# 2001 Frontier King Cab: How Many Speaker(s) in Rear?!?



## WynsWrld98 (Feb 14, 2005)

Hi,

I just bought a 2001 Frontier Desert Runner 4x2 King Cab V6. I'm trying to figure out what's up with the speakers in this pickup. There is one speaker in the rear center up high that is amplified. I took it apart and see it was made by Panasonic but it does look like OEM with its proprietary plug/etc. I think it might be a subwoofer but I'm not sure.

Anyway, I'm curious how many speakers other 2001 Frontier King Cab owners have in the rear of their pickups. Ideally I'd like to have two full range speakers in the rear but I know this can be tricky with the jump seats. Whatever the current speaker is back in the back it's rattling. I replaced the 4" speaker in it but it still rattles. I'm guessing it's a subwoofer and the full range speaker I put in is inappropriate.

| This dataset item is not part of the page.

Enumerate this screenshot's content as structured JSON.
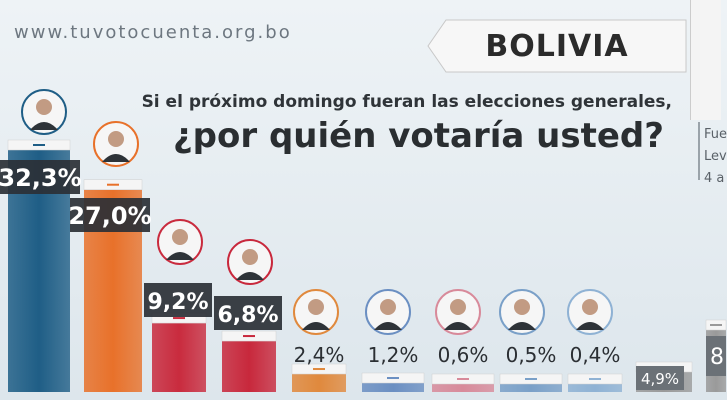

The speaker that was in there looked fine, great condition, so not sure why its rattling.

My head unit is a Nissan 6 Disc CD Changer/AM/FM. The owners manual says it's supposed to have a fader setting when you go through the 'Audio' options but all I see is Balance, no Fader, so I'm totally confused (unless the stereo is smart enough to know there aren't two full range rear speakers connected and therefore doesn't show the Fader option).

Anyway, if any 2001 Frontier King Cab owners could respond with any info they have about the rear speaker(s) in their pickups I'd really appreciate it!

Thanks,
Wayne


----------



## 511sc (Oct 31, 2006)

Its a subwoofer which sucks!If you got the cash I would buy an aftermarket sub and amp!The 6 disc changer with steering wheel controls are a plus!


----------